Sunday, May 11, 2008

Mothers Day

Normally, gift buying holidays for the adults in our family get bypassed with nary a thought. We decided long ago, well about the time the price of gas crept past the $2.00 per gallon mark, that we just couldn't justify frivolous expenditures. (Kurt commutes to a different state than the one in which we live for work - a hangover from our hurricane survival days.) But this Mother's Day is different. I actually asked for a very specific gift.

It is a Ruger 10/22. Look at the pretty wood and stainless steel.

Lest you wonder about the location of the pod that houses the real me, let me explain.

For the last 2 years, our beautiful flock of layer chickens has freely roamed our property feasting on bugs and green, growing things. However, a couple of weeks ago a family of foxes moved into the portion of the woods next to our property thinking we were offering them an "all you can eat buffet." We've already lost about 5 chickens. One evening, I spotted a coyote stalking my flock. I ran at him screaming, which scared him away from the chickens and off the property. I have not seen him again. The foxes have been more persistent however.

After researching the hunting habits of foxes, we've started keeping our chickens in the coop until later in the morning. We've been staying outside in the evenings until the chickens have returned to their coop and have been secured inside. The hen coop is secure with lots of wire. Under the dirt floor, Kurt buried hardware cloth so predators could not dig their way inside. However, our second coop, the one that will house turkeys in 2 weeks, is not so secure. The foxes are going to have to go.

The kids and I have been clearing the property line of overgrowth on our side. The old fence is in disrepair. We eventually hope to replace the fence. In the meantime, we are clearing out hiding places so the foxes will have to cross more open land to get to the chickens. And now I am armed.

When I first got my gun, I practiced a bit with it so I could aim true. I had to figure out exactly how to line up the two thingies on the barrel. I told Kurt I didn't want a scope or anything high tech. I just wanted a basic 22.

I figured out how to aim the gun. We found an egg on the porch laid by an errant chicken. Not knowing how old it might be, I decided to use it for target practice. I blew it away.

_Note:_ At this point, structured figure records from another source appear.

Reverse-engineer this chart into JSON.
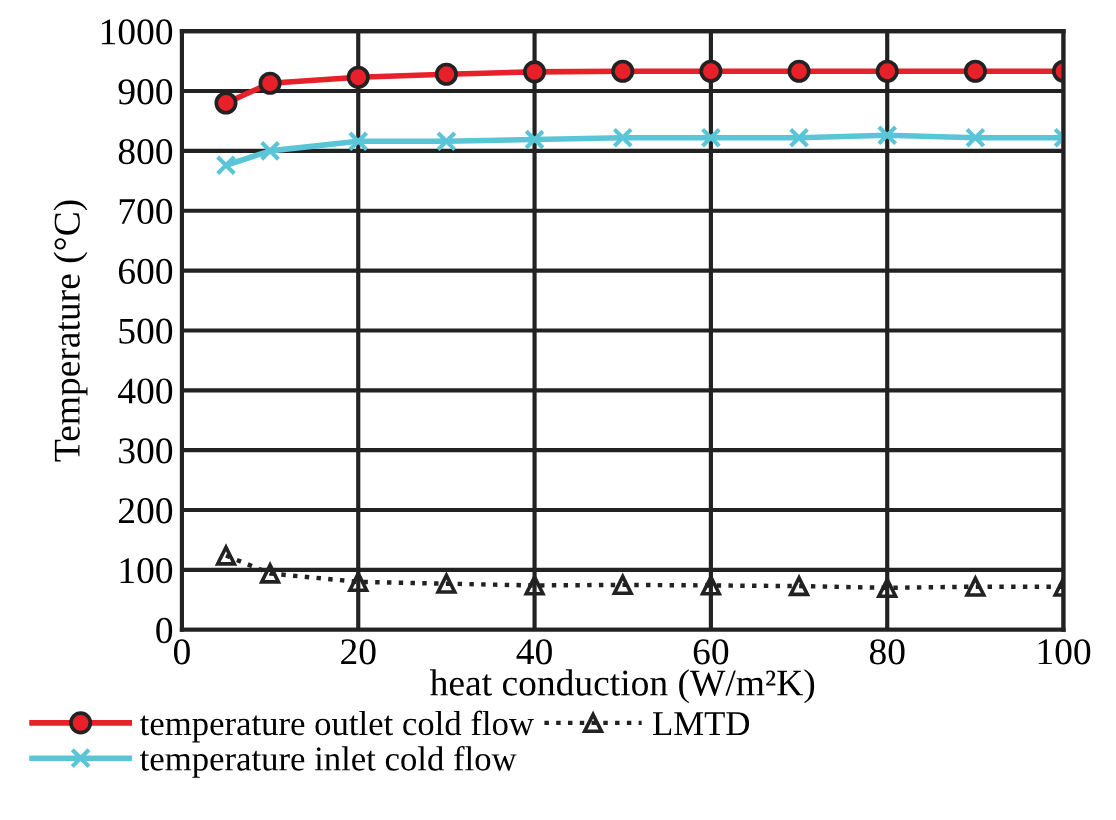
{
  "chart_data": {
    "type": "line",
    "xlabel": "heat conduction (W/m²K)",
    "ylabel": "Temperature (°C)",
    "x": [
      5,
      10,
      20,
      30,
      40,
      50,
      60,
      70,
      80,
      90,
      100
    ],
    "series": [
      {
        "name": "temperature outlet cold flow",
        "color": "#e8202a",
        "marker": "circle",
        "line_style": "solid",
        "values": [
          880,
          913,
          923,
          928,
          932,
          933,
          933,
          933,
          933,
          933,
          933
        ]
      },
      {
        "name": "temperature inlet cold flow",
        "color": "#5bc5d8",
        "marker": "cross",
        "line_style": "solid",
        "values": [
          776,
          800,
          816,
          816,
          819,
          822,
          822,
          822,
          826,
          822,
          822
        ]
      },
      {
        "name": "LMTD",
        "color": "#222222",
        "marker": "triangle",
        "line_style": "dotted",
        "values": [
          124,
          94,
          80,
          77,
          74,
          75,
          74,
          73,
          70,
          72,
          72
        ]
      }
    ],
    "xlim": [
      0,
      100
    ],
    "xticks": [
      0,
      20,
      40,
      60,
      80,
      100
    ],
    "ylim": [
      0,
      1000
    ],
    "yticks": [
      0,
      100,
      200,
      300,
      400,
      500,
      600,
      700,
      800,
      900,
      1000
    ],
    "grid": true,
    "legend": "bottom"
  }
}
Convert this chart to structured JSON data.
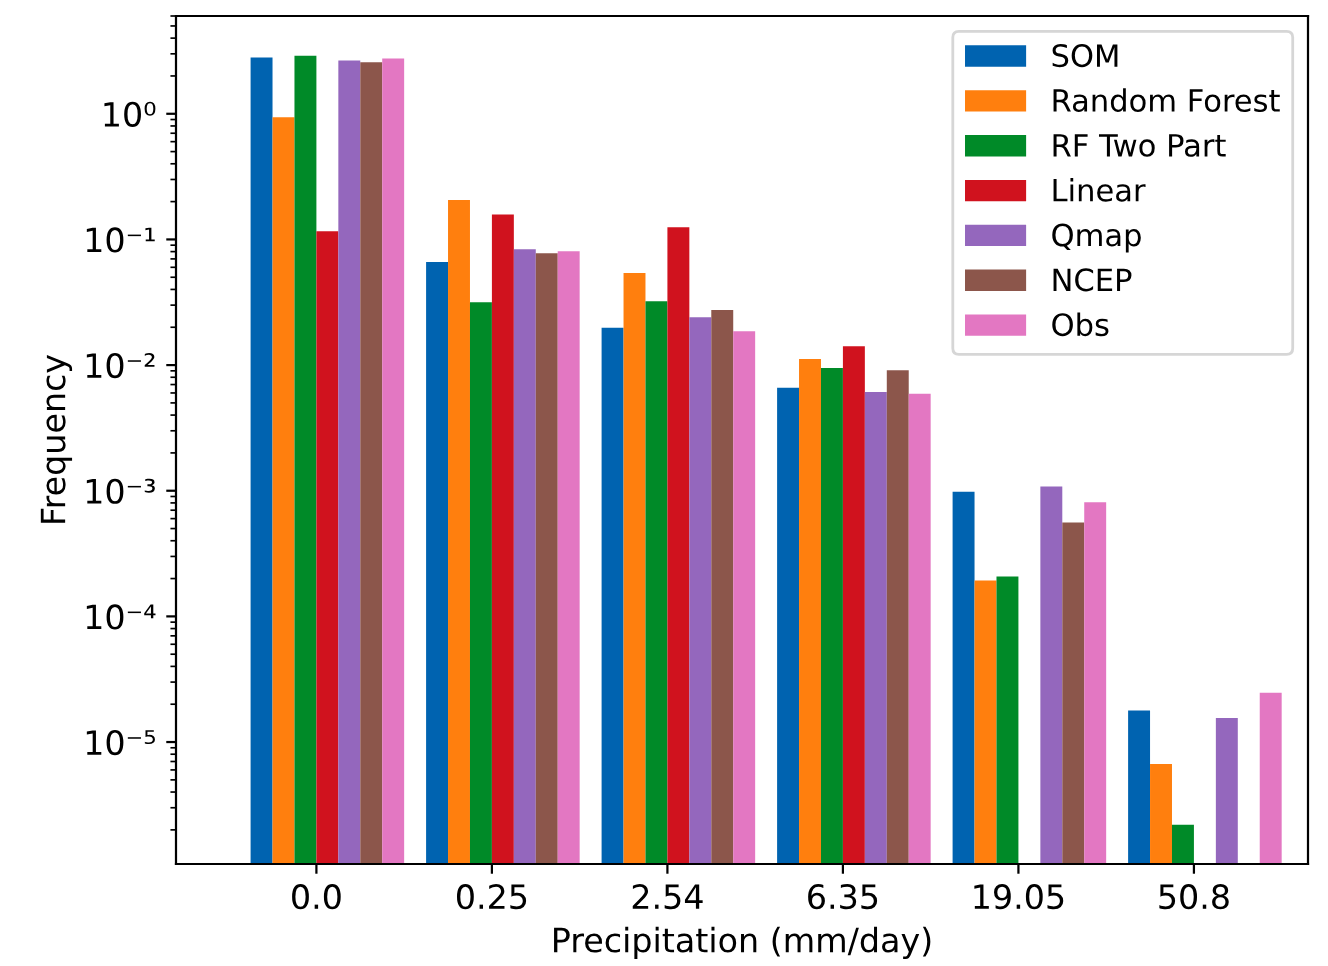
{
  "chart_data": {
    "type": "bar",
    "xlabel": "Precipitation (mm/day)",
    "ylabel": "Frequency",
    "categories": [
      "0.0",
      "0.25",
      "2.54",
      "6.35",
      "19.05",
      "50.8"
    ],
    "log": true,
    "ylim": [
      1.07e-06,
      6
    ],
    "yticks": [
      {
        "value": 1e-05,
        "label": "10⁻⁵"
      },
      {
        "value": 0.0001,
        "label": "10⁻⁴"
      },
      {
        "value": 0.001,
        "label": "10⁻³"
      },
      {
        "value": 0.01,
        "label": "10⁻²"
      },
      {
        "value": 0.1,
        "label": "10⁻¹"
      },
      {
        "value": 1,
        "label": "10⁰"
      }
    ],
    "legend": "top right",
    "grid": false,
    "series": [
      {
        "name": "SOM",
        "color": "#0063b0",
        "values": [
          2.8,
          0.066,
          0.0198,
          0.0066,
          0.00098,
          1.78e-05
        ]
      },
      {
        "name": "Random Forest",
        "color": "#ff7f0e",
        "values": [
          0.94,
          0.206,
          0.054,
          0.0112,
          0.000193,
          6.7e-06
        ]
      },
      {
        "name": "RF Two Part",
        "color": "#008a28",
        "values": [
          2.9,
          0.0316,
          0.0322,
          0.0095,
          0.000208,
          2.2e-06
        ]
      },
      {
        "name": "Linear",
        "color": "#d0121e",
        "values": [
          0.116,
          0.158,
          0.125,
          0.0141,
          null,
          null
        ]
      },
      {
        "name": "Qmap",
        "color": "#9467bd",
        "values": [
          2.66,
          0.0836,
          0.024,
          0.0061,
          0.00108,
          1.55e-05
        ]
      },
      {
        "name": "NCEP",
        "color": "#8c564b",
        "values": [
          2.57,
          0.0776,
          0.0275,
          0.0091,
          0.00056,
          null
        ]
      },
      {
        "name": "Obs",
        "color": "#e377c2",
        "values": [
          2.76,
          0.0805,
          0.0186,
          0.0059,
          0.00081,
          2.47e-05
        ]
      }
    ]
  }
}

I think Kurt is suffering from gun envy. Gregory told him my gun was semi-automatic. (Kurt's very nice deer rifle is not.) When we told Kurt I was able to explode an egg from across the yard, he positively started to obsess. Kurt wants to shoot an egg. He is so funny. I don't think he can stand not knowing if he can shoot as accurately as I did. And of course he wants to use my gun to do it.

Meanwhile, back to my normal life, I received a most delightful box in the mail from Cary at Serenity Farms.

It is my very first lamb's fleece. I just love the dark, rich color and cannot wait to wash it and start spinning it. We are going to try to make due without air conditioning this summer in an effort to maintain a budget. I have vivid mental pictures of long, lazy days spinning and knitting on my front porch.

Recently, most of my time has been put into gardening. We are trying to organically raise as much of our own food as possible for better health and to help with the family budget. After 2 years and now 3 of growing marginal fruits and vegetables on impoverished soil, I am trying to take it to the next level. I am learning about high Brix gardening. Kurt and I even sent off a soil sample so we could find out exactly what our soil needs to be healthy and then produce healthier food for our family. I cannot wait to see how this all turns out.


tabitha said...

It is a rare hubby who will buy his wife a rifle for Mother's Day. He must trust you greatly. :-)
Hope you get those pesky foxes. I wish it were only foxes that bother my hens. I have the neighbor's dogs to contend with.

Caroline in NH said...

Gorgeous fleece, and a nice rifle! Good luck getting the foxes. We had (have?) one around here but mostly manage to fence it out if we can get the hens to mostly forage in the pastures.